Friday, May 13, 2011

Wherein I Alienate Most Future Employers

Just an observation I've noticed about myself, I'd love to know if this is actually a real psychological thing. I don't mind work, really. I mean, some jobs are fucking awful, retail springs to mind here, but as a general rule, most work is at least tolerable. I don't mind putting work into an assignment, or a task, whatever, as long as it feels like it has a point. However, it feels like most jobs are time based, not objective based. What I mean by that is, take a university assignment. You have until x date to achieve y task. How and when you do it is up to you, but as long as the job is done by the time is due, you've done your work.

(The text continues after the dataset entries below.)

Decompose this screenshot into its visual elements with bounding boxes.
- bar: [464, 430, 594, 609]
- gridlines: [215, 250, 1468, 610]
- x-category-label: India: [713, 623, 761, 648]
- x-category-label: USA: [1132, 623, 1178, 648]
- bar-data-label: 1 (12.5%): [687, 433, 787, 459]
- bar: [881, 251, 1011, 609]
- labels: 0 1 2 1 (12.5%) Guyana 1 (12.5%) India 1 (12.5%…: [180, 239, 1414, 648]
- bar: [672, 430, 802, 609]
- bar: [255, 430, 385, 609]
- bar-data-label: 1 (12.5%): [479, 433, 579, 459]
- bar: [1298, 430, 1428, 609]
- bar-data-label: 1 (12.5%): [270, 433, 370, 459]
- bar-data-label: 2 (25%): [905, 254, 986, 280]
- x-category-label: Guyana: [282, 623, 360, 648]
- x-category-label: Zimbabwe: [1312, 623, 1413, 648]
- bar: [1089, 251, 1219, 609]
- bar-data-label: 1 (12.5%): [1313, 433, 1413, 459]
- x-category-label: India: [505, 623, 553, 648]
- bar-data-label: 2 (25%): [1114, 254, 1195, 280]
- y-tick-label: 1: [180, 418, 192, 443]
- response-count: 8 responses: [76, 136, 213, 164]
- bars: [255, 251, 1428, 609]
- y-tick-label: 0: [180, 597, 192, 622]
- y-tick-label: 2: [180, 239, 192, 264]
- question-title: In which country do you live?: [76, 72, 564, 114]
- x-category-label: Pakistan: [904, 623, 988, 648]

The important thing there is the task, not the time. Then take a job. You have to be there for x hours, wherein you may achieve any amount of stuff. I find this incredibly frustrating, because it never quite seems to sync up; working retail, there was always waaaay too much to do in the shifts I was given, so tasks were left unfinished by the time I clocked off. Conversely, at my current digs, sometimes there isn't enough work to last my shifts, so my supervisor and I discuss football and Diablo for 20 bucks an hour. I'm not bitching about the latter, but it doesn't seem like a great way to do business. Obviously contractors dodge this bullet because their work is almost completely objective based; they get paid x amount to do a certain job in a certain time period. Maybe I should be a contractor. A contract writer, writing pithy blogs about nothing for fat stacks of cash.
I don't really see a methodology wherein objective based work could be more widespread than time based work. Take stuff like fast food, how could you make that objective based? "You can leave when you serve 100 customers" or "when you make 100 meals" or something like that, but it's almost impossible to plan your life around that, and it kinda screws over anything resembling scheduling. So in stuff like retail, where there's a million tiny tasks that never finish, time based work is the only way you can make it work, realistically. At least, to the best of my knowledge, I could of course be wrong on this one.

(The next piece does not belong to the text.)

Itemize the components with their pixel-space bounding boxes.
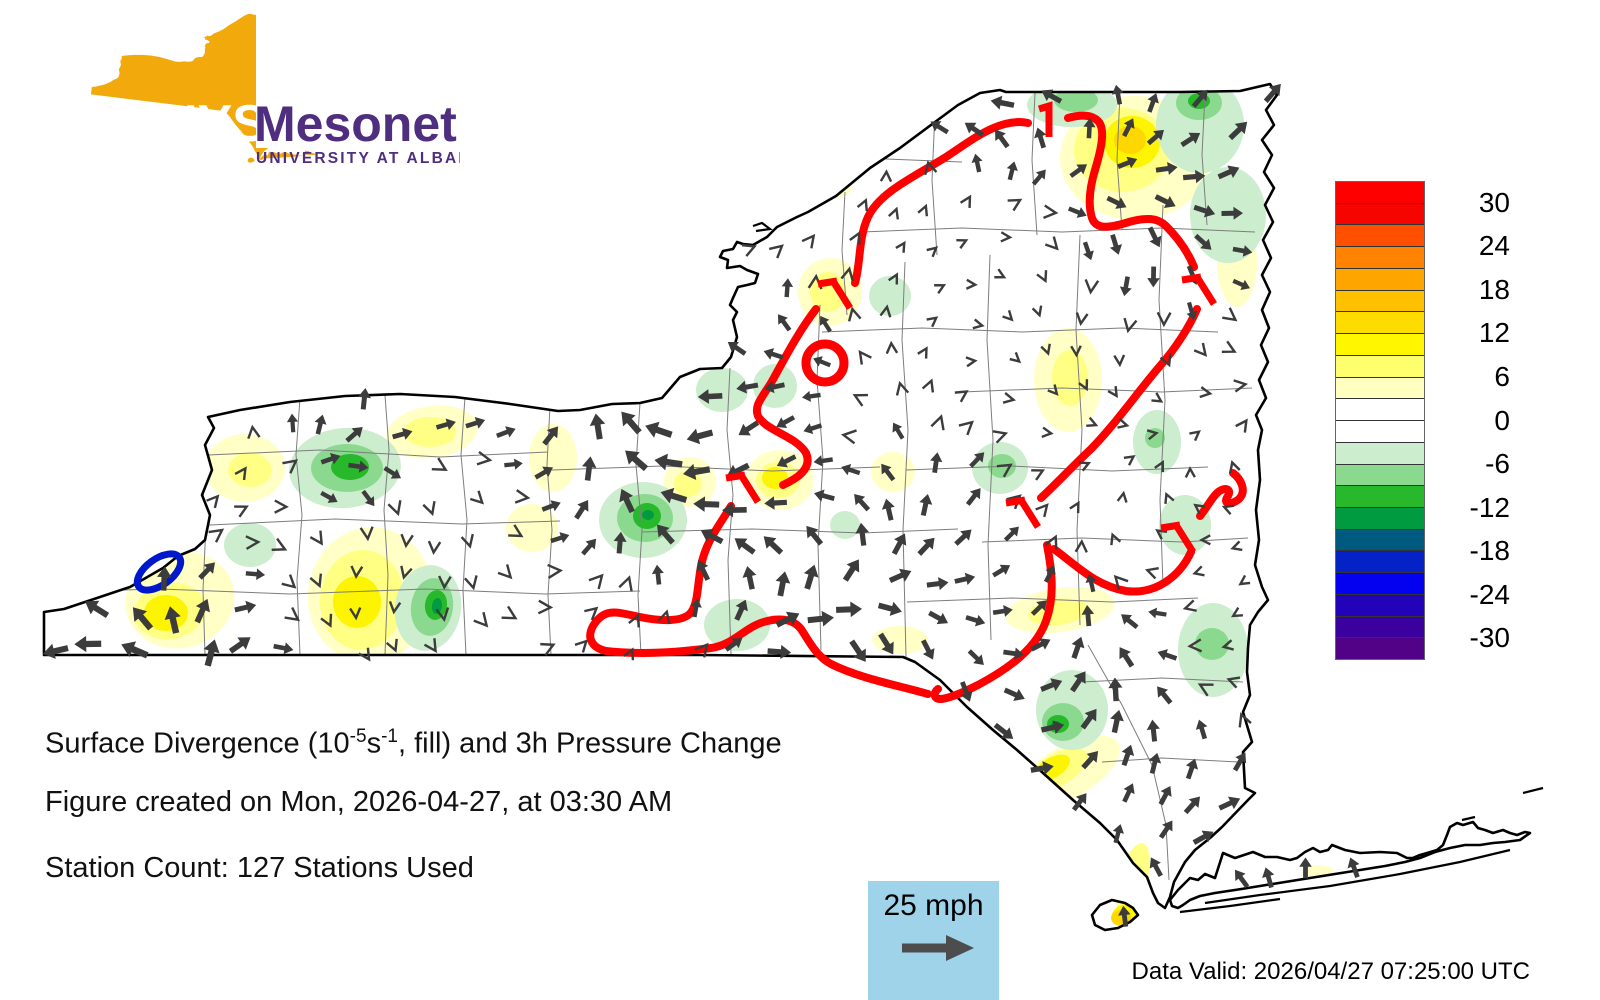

What's left is my horrifically tiny attention span. I got laid off a retail job because I wasn't paying attention, and that's my own fault, but time based work seems to do that to me. I become more concerned with watching the clock than getting anything done. Fooling everyone around me that I'm useful until it's time to leave becomes my objective. I don't have this problem so much in my current place of work because, even though it's time based, orders come in, I pack them, send them out, job done. There's no sense of infinite, futile work until the clock just stops.

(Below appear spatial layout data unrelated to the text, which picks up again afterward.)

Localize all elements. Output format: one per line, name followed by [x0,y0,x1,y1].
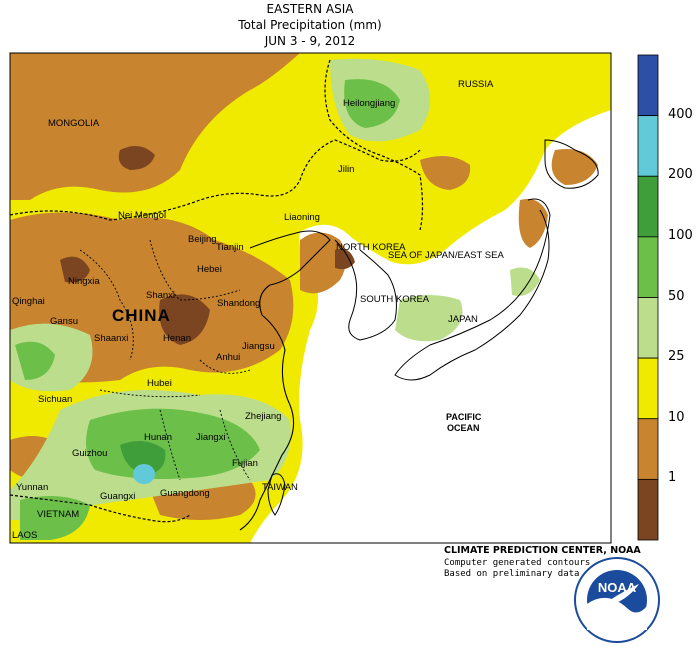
label-heilongjiang: Heilongjiang [343,98,395,109]
province-borders [79,239,251,481]
label-zhejiang: Zhejiang [245,411,281,422]
noaa-logo: NOAA [574,557,660,643]
label-china: CHINA [112,306,171,325]
taiwan-coastline [267,473,286,516]
map-title-variable: Total Precipitation (mm) [238,18,382,32]
credit-data-status: Based on preliminary data [444,569,580,579]
label-laos: LAOS [12,530,37,541]
label-guangxi: Guangxi [100,491,135,502]
contour-50-100-vietnam [20,496,90,540]
label-ocean: OCEAN [447,423,480,433]
label-taiwan: TAIWAN [262,482,298,493]
label-sea-of-japan: SEA OF JAPAN/EAST SEA [388,250,504,261]
label-ningxia: Ningxia [68,276,100,287]
contour-1-10-primorye [420,156,471,190]
place-labels: RUSSIA MONGOLIA Heilongjiang Jilin Liaon… [12,79,504,541]
label-qinghai: Qinghai [12,296,45,307]
label-anhui: Anhui [216,352,240,363]
vietnam-border [10,494,191,523]
korea-coastline [334,239,397,341]
label-jiangsu: Jiangsu [242,341,275,352]
map-title-region: EASTERN ASIA [266,2,354,16]
label-pacific: PACIFIC [446,412,482,422]
contour-25-50-japan [395,295,463,342]
label-mongolia: MONGOLIA [48,118,100,129]
label-fujian: Fujian [232,458,258,469]
legend-bin-4 [637,297,659,359]
contour-lt1-gansu [60,256,90,283]
label-guangdong: Guangdong [160,488,210,499]
contour-50-100-heilongjiang [344,79,400,128]
credit-method: Computer generated contours [444,558,591,568]
russia-border [324,59,424,231]
mongolia-border [10,139,421,221]
legend-bin-2 [637,175,659,238]
noaa-logo-text: NOAA [598,580,637,595]
contour-100-200-guangxi [120,441,166,475]
label-henan: Henan [163,333,191,344]
legend-tick-10: 10 [668,409,685,425]
contour-1-10-korea [300,232,346,294]
contour-lt1-mongolia [118,146,155,170]
japan-coastline [394,139,599,381]
legend-bin-1 [637,115,659,177]
legend-tick-400: 400 [668,106,693,122]
label-jilin: Jilin [338,164,354,175]
label-nei-mongol: Nei Mongol [118,210,166,221]
label-shaanxi: Shaanxi [94,333,128,344]
legend-color-bar [637,54,659,541]
precipitation-contours [10,53,611,543]
label-gansu: Gansu [50,316,78,327]
legend-tick-1: 1 [668,470,677,486]
legend-bin-7 [637,478,659,541]
china-coastline [239,230,331,531]
label-russia: RUSSIA [458,79,494,90]
label-south-korea: SOUTH KOREA [360,294,430,305]
label-hebei: Hebei [197,264,222,275]
contour-1-10-mongolia [10,53,300,200]
contour-1-10-hokkaido [551,149,598,185]
credit-agency: CLIMATE PREDICTION CENTER, NOAA [444,545,641,556]
legend-bin-5 [637,357,659,420]
label-vietnam: VIETNAM [37,509,79,520]
label-hubei: Hubei [147,378,172,389]
noaa-logo-bird [599,584,639,608]
label-tianjin: Tianjin [216,242,244,253]
label-jiangxi: Jiangxi [196,432,226,443]
label-hunan: Hunan [144,432,172,443]
contour-200-400-guangxi [133,464,155,484]
contour-lt1-henan [159,294,210,345]
legend-tick-100: 100 [668,227,693,243]
label-shandong: Shandong [217,298,260,309]
label-guizhou: Guizhou [72,448,107,459]
contour-lt1-north-korea [335,248,355,270]
legend-bin-6 [637,418,659,480]
label-yunnan: Yunnan [16,482,48,493]
legend-tick-200: 200 [668,167,693,183]
legend-bin-0 [637,54,659,117]
map-frame [9,52,612,544]
legend-tick-25: 25 [668,349,685,365]
label-japan: JAPAN [448,314,478,325]
label-north-korea: NORTH KOREA [336,242,406,253]
contour-50-100-sichuan [15,341,55,380]
label-liaoning: Liaoning [284,212,320,223]
legend-bin-3 [637,236,659,298]
legend-tick-50: 50 [668,288,685,304]
label-beijing: Beijing [188,234,217,245]
map-title-period: JUN 3 - 9, 2012 [264,34,356,48]
label-sichuan: Sichuan [38,394,72,405]
label-shanxi: Shanxi [146,290,175,301]
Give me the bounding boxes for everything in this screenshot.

I watched a neat video on "gamification" by some guys called Extra Credits (check 'em out, they're on The Escapist) and this idea seems to be tied to that. People seem to respond better to explicit tasks to be completed in a certain amount of time than they do to doing as much as they can in a limited amount of time. It creates a sense of achievement, rather than making you feel like a rat on wheel. Most people would agree that work, by and large, isn't so much fun and that any way to make it feel a little more rewarding would be welcome, and this is just my personal experience weighing into the argument, but I would not be surprised if more people felt this way. And really, anything to make work less awful would be nice.